2. Hartl, D. L., E. N. Moriyama, and S. A. Sawyer (1994) Selection intensity for codon bias. Genetics 138, 227--234.

(This applies the same theory to a slightly different problem, namely the tendency for different DNA variants to show the effects of selection in some cases even though they produce exactly the same gene product.)

3. Bustamante, Carlos, Rasmus Nielsen, Stanley A. Sawyer, Kenneth M. Olsen, Michael D. Purugganan, and Daniel L. Hartl (2002) The cost of inbreeding in Arabidopsis.

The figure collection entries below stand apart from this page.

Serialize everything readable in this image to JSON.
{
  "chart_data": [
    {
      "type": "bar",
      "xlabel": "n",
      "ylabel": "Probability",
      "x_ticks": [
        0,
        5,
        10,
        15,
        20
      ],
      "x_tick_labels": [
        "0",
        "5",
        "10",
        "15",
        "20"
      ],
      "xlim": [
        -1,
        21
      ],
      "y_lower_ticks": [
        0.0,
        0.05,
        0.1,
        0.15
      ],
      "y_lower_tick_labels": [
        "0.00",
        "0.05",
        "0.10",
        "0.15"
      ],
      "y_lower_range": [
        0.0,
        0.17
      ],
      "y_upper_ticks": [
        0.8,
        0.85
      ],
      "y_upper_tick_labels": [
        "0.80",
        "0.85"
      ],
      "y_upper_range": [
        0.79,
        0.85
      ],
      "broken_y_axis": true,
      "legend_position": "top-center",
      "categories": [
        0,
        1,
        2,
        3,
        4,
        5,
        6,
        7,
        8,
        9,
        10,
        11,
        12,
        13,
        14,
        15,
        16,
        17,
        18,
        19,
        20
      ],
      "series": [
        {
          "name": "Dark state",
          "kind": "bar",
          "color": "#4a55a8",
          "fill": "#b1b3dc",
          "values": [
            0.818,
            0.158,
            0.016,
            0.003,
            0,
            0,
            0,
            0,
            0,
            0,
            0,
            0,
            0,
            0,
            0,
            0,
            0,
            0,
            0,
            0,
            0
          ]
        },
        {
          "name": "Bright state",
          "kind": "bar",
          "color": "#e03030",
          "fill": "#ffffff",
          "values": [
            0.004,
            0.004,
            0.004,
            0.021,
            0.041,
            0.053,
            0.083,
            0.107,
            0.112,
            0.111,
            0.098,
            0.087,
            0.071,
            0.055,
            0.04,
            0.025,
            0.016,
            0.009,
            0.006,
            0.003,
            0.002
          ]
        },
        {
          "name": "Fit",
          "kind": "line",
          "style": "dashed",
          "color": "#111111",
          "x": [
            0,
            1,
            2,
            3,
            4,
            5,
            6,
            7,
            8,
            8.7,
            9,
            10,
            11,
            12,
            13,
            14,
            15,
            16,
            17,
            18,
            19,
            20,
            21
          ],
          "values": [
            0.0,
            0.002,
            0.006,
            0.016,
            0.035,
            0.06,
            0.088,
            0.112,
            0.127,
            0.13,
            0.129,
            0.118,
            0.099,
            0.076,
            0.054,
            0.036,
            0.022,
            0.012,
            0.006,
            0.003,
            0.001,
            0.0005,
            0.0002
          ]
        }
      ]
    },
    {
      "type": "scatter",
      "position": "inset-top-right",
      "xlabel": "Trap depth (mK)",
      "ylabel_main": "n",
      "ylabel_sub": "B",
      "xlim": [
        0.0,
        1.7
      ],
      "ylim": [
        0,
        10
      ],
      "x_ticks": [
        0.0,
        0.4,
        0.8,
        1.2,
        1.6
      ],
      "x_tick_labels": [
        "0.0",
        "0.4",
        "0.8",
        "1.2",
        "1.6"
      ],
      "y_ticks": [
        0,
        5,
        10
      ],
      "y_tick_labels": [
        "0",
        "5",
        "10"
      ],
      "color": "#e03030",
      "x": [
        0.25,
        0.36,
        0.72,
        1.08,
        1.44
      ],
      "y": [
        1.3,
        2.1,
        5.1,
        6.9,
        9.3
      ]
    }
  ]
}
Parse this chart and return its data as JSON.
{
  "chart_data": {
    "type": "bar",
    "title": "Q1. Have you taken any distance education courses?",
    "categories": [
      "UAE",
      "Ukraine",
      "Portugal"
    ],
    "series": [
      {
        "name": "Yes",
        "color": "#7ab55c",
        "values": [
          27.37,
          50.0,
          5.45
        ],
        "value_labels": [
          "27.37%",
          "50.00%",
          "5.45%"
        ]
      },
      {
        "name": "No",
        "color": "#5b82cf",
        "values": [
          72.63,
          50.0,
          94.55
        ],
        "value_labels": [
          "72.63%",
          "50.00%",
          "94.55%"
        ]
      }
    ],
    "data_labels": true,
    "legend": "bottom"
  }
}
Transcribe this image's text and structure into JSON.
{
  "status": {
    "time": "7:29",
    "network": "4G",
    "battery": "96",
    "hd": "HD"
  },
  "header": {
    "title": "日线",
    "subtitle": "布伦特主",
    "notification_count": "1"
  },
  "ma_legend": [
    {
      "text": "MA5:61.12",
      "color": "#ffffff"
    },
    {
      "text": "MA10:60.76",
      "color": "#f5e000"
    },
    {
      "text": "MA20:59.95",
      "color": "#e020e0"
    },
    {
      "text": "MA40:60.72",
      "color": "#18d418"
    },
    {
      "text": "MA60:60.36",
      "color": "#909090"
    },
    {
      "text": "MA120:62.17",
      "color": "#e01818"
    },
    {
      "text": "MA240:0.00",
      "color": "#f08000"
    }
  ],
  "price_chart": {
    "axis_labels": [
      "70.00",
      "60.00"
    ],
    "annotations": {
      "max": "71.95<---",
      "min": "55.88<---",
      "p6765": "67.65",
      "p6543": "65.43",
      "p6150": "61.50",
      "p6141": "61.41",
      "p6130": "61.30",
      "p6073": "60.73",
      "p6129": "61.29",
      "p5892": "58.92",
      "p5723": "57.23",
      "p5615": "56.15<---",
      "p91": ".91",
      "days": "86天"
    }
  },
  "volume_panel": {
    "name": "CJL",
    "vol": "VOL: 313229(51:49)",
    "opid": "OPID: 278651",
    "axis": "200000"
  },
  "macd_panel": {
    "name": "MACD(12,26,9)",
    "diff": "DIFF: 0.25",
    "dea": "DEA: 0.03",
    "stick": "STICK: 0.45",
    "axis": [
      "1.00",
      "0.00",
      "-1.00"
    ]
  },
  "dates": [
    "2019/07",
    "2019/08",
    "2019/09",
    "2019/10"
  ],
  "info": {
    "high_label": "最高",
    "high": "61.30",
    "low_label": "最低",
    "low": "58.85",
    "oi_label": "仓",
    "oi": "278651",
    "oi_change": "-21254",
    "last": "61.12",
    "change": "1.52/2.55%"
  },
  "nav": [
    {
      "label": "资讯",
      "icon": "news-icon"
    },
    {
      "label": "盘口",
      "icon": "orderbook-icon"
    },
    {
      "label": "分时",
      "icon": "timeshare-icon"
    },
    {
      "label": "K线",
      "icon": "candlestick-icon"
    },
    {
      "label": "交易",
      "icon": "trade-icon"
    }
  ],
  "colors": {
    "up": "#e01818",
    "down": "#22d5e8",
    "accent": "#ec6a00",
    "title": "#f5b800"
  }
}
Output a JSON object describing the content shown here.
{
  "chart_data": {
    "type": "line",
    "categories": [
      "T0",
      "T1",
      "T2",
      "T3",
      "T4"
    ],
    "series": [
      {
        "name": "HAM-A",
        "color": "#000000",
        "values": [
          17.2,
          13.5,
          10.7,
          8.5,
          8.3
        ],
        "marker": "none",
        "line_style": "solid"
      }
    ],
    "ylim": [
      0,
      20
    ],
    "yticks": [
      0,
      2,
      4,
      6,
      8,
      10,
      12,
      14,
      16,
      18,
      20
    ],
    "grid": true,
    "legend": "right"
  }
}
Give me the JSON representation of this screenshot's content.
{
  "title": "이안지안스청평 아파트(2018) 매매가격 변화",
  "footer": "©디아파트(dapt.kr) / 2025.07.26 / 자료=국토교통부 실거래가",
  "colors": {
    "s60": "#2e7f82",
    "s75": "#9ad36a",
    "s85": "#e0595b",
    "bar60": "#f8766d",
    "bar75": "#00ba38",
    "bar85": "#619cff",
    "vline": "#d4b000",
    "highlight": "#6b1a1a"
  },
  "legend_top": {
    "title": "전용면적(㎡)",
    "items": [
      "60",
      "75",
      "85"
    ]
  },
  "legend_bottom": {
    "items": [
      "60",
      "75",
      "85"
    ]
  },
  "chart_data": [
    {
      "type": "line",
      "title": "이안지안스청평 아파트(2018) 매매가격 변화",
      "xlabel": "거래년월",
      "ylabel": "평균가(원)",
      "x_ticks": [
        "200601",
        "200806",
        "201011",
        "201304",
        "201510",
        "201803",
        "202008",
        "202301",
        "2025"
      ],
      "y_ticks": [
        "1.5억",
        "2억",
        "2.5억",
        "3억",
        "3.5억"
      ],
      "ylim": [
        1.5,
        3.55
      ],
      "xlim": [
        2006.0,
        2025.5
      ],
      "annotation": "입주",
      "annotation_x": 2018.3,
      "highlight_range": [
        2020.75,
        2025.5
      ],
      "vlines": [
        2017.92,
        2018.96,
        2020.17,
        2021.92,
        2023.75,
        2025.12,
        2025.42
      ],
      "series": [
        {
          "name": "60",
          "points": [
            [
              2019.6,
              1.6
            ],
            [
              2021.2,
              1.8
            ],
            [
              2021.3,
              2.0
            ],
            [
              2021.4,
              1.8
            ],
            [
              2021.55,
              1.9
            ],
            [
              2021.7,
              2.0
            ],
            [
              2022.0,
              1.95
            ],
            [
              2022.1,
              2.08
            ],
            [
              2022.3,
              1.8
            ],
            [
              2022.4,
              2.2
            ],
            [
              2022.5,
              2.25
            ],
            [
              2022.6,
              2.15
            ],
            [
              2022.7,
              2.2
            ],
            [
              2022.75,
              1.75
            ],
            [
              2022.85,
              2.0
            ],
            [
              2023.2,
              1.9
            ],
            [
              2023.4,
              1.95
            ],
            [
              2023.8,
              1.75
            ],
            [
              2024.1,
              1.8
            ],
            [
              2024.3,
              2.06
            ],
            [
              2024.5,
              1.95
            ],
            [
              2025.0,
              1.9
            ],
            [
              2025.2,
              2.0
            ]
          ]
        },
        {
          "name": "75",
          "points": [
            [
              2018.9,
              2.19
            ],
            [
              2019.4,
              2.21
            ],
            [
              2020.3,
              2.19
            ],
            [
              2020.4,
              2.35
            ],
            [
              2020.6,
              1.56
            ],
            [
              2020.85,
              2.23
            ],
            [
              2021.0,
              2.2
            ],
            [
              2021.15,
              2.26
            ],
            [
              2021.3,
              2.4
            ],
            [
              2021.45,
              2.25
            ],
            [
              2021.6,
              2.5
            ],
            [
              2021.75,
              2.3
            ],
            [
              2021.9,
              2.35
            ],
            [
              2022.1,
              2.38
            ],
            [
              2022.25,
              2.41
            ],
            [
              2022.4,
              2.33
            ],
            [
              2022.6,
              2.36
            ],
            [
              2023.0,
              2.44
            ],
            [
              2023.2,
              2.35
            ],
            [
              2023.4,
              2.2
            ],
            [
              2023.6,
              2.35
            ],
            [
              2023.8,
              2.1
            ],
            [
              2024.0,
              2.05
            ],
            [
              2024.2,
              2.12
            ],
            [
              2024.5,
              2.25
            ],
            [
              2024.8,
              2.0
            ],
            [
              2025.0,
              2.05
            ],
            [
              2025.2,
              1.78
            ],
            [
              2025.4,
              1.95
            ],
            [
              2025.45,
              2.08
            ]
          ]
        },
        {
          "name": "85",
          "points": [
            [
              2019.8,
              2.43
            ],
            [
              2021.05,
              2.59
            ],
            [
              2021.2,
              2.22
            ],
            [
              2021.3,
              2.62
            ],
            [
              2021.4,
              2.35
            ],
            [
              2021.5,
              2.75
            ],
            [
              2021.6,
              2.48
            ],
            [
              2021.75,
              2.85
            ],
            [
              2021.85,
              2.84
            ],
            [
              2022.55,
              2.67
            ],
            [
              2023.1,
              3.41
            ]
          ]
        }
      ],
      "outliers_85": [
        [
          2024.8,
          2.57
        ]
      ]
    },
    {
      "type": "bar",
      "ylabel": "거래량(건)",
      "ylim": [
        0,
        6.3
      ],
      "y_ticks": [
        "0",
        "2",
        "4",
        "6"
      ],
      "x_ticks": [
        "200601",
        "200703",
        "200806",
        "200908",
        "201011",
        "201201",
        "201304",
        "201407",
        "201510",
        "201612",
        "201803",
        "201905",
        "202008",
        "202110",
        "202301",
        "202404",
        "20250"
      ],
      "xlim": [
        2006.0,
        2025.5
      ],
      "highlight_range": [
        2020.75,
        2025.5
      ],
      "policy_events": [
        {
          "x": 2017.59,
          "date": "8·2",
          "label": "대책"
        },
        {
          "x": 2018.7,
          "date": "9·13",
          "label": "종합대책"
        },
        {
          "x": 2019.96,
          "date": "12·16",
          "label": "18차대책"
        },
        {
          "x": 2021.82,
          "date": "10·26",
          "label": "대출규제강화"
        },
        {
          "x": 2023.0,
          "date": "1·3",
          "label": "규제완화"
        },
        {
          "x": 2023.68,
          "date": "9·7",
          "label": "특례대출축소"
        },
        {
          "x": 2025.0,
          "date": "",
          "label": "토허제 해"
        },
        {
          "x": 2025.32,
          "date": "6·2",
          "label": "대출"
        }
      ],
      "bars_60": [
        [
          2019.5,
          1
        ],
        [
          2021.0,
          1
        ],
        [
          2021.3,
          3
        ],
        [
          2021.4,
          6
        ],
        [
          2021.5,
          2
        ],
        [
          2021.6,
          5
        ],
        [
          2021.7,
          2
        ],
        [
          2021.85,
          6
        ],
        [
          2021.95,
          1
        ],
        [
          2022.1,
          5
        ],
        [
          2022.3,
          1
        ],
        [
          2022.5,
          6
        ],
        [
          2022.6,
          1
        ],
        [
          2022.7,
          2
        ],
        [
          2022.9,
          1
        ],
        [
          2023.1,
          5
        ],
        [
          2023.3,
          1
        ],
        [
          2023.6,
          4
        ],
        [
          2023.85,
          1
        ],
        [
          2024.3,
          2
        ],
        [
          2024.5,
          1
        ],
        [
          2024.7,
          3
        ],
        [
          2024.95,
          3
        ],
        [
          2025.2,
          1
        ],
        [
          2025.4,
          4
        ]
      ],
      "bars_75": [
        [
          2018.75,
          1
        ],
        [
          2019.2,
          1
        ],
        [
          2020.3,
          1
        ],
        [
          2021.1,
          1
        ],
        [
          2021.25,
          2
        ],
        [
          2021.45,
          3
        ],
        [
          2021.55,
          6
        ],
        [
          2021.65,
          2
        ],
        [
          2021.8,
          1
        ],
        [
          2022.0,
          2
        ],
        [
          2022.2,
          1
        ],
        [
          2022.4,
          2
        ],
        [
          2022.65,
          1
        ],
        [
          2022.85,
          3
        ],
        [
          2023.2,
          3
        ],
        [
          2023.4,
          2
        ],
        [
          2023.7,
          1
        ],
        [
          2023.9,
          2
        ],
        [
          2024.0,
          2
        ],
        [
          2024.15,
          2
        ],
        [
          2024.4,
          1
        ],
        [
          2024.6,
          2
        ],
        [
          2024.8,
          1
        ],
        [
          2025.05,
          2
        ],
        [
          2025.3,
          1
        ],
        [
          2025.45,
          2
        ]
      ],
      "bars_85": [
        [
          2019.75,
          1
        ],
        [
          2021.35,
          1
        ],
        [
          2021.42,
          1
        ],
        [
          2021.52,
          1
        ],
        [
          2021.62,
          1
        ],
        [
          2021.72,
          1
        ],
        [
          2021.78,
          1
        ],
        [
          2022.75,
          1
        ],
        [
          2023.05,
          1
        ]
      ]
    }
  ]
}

Nature 416, 531--534.

(This applies the MCMC theory to a simple model of selection in which all new mutations of genes of a particular type (for example, for a particular enzyme) are either (i) immediately lethal or nearly lethal, and so can be ignored, or else (ii) have exactly the same selective advantage or disadvantage. This model is not realistic, but the single estimated selection coefficient for a particular gene might be an average selection coefficient of some kind. The conclusion was that two Drosophila species appeared to be positively evolving but that two weedy species (Arabidopsis) were going downhill.)

Technically, MECCAH is being used to investigate more realistic models of the selective effect of mutations --- for example, so that mutations within a given locus can have a range of selective effects. In particular, mutations that separate two species should have different average selective effects than mutations that are polymorphic within one or both species. Mutations in the first class are more likely to be advantageous than mutations that are present in two forms in a sample.

A model in which the selective advantage of new mutations within a given locus is normally distributed as opposed to being constant has led to the nicest results so far: Mutations that are polymorphic turn out to be chosen from the upper half of the normal distribution within a given locus, while mutations that become established in one of the two species come from the extreme upper tail of the normal distribution at that locus.

The robustness of the conclusions with respect to other changes in the statistical models to make them more biologically reasonable is also being investigated.